Mais, dans la pratique, les obstacles à la mise en application du nouveau texte en réduisent considérablement la portée. Sören Andersson, qui préside la Fédération suédoise pour l'égalité des droits sexuels (RFSL), principal promoteur de la cause homosexuelle dans le royaume, en convient : "Il serait naïf de croire que ce sera facile dès le début d'adopter à l'étranger."Le seul cas de demande enregistré depuis le 1er février provient d'une lesbienne souhaitant devenir la mère adoptive de l'enfant biologique de la femme avec laquelle elle est mariée. De fait, la probabilité pour un couple homosexuel de se voir confier un bébé étranger est quasi nulle à ce jour. Aucune des six agences d'adoption suédoises reconnues par les autorités de Stockholm n'entretient de contacts, hors des frontières, avec des interlocuteurs susceptibles d'accepter une telle chose. "Or nous ne pouvons pas contraindre les pays d'origine de changer leurs pratiques pour des besoins spécifiques", argumente Margret Henningsson, une responsable du Centre d'adoption, principale agence de Suède, par laquelle transite plus de 600 des quelque 1 000 enfants étrangers qui y sont accueillis chaque année.

RÉTICENCE DE LA CHINE

Cette association est opposée à l'adoption par des homosexuels, au nom du "droit" pour l'enfant de grandir dans une famille composée d'un père et d'une mère.

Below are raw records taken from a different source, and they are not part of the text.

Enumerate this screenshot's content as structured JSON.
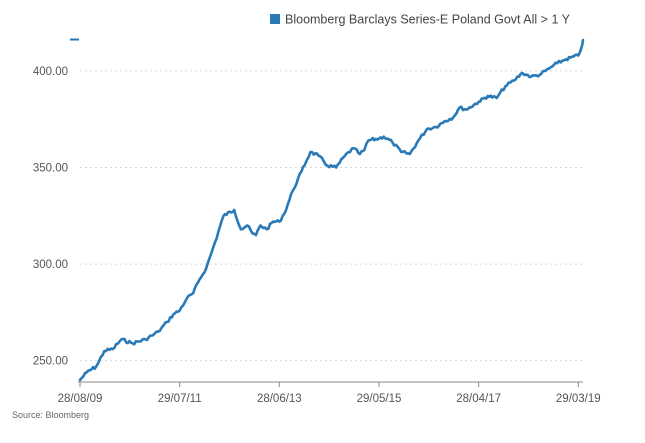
{
  "chart_data": {
    "type": "line",
    "title": "",
    "xlabel": "",
    "ylabel": "",
    "x_tick_labels": [
      "28/08/09",
      "29/07/11",
      "28/06/13",
      "29/05/15",
      "28/04/17",
      "29/03/19"
    ],
    "y_ticks": [
      250,
      300,
      350,
      400
    ],
    "y_tick_labels": [
      "250.00",
      "300.00",
      "350.00",
      "400.00"
    ],
    "ylim": [
      240,
      416
    ],
    "xlim": [
      "2009-08-28",
      "2019-05-01"
    ],
    "grid": true,
    "legend_position": "top-right",
    "series": [
      {
        "name": "Bloomberg Barclays Series-E Poland Govt All > 1 Y",
        "color": "#2a7ab8",
        "x": [
          "2009-08-28",
          "2009-10-15",
          "2009-12-20",
          "2010-02-15",
          "2010-04-15",
          "2010-06-15",
          "2010-09-01",
          "2010-12-01",
          "2011-01-15",
          "2011-03-01",
          "2011-05-01",
          "2011-06-15",
          "2011-07-29",
          "2011-09-15",
          "2011-11-01",
          "2011-12-15",
          "2012-02-01",
          "2012-04-01",
          "2012-06-01",
          "2012-08-15",
          "2012-10-01",
          "2012-11-15",
          "2012-12-20",
          "2013-01-15",
          "2013-02-15",
          "2013-04-01",
          "2013-05-15",
          "2013-06-28",
          "2013-08-01",
          "2013-10-01",
          "2013-12-01",
          "2014-02-01",
          "2014-04-01",
          "2014-06-01",
          "2014-08-01",
          "2014-10-01",
          "2014-12-01",
          "2015-01-15",
          "2015-02-15",
          "2015-03-15",
          "2015-05-29",
          "2015-07-01",
          "2015-09-01",
          "2015-11-01",
          "2016-01-01",
          "2016-03-01",
          "2016-05-01",
          "2016-07-01",
          "2016-09-01",
          "2016-11-01",
          "2016-12-15",
          "2017-02-01",
          "2017-04-28",
          "2017-07-01",
          "2017-09-01",
          "2017-11-01",
          "2018-01-01",
          "2018-03-01",
          "2018-05-01",
          "2018-07-01",
          "2018-09-01",
          "2018-11-01",
          "2019-01-01",
          "2019-03-29",
          "2019-04-20",
          "2019-05-01"
        ],
        "values": [
          240,
          244,
          247,
          255,
          256,
          261,
          259,
          261,
          263,
          265,
          270,
          274,
          276,
          282,
          285,
          292,
          298,
          311,
          325,
          328,
          318,
          320,
          316,
          315,
          320,
          318,
          322,
          322,
          326,
          338,
          348,
          358,
          356,
          351,
          350,
          356,
          360,
          357,
          359,
          364,
          365,
          366,
          363,
          358,
          357,
          364,
          370,
          371,
          374,
          376,
          381,
          380,
          384,
          387,
          386,
          392,
          395,
          399,
          397,
          398,
          401,
          404,
          406,
          408,
          412,
          416
        ]
      }
    ]
  },
  "source": "Source: Bloomberg"
}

Si elle ne l'admet qu'à demi-mot, elle craint que la nouvelle loi nuise aux chances des couples hétérosexuels. Selon Mme Henningsson, il y a déjà eu des précédents aux conséquences négatives : ainsi, la Chine a restreint le nombre d'enfants confiés à des Suédois vivant seuls après avoir découvert que certains d'entre eux avaient dissimulé leur homosexualité.
Conscient des difficultés, Sören Andersson parie sur un changement des mentalités. Selon lui, certains pays sud-américains sont en train de rejoindre l'Afrique du Sud dans le camp "progressiste" en la matière. Et, pour mieux défendre les dossiers des couples homosexuels contre les "préjugés", RFSL envisage sérieusement de créer sa propre agence d'adoption.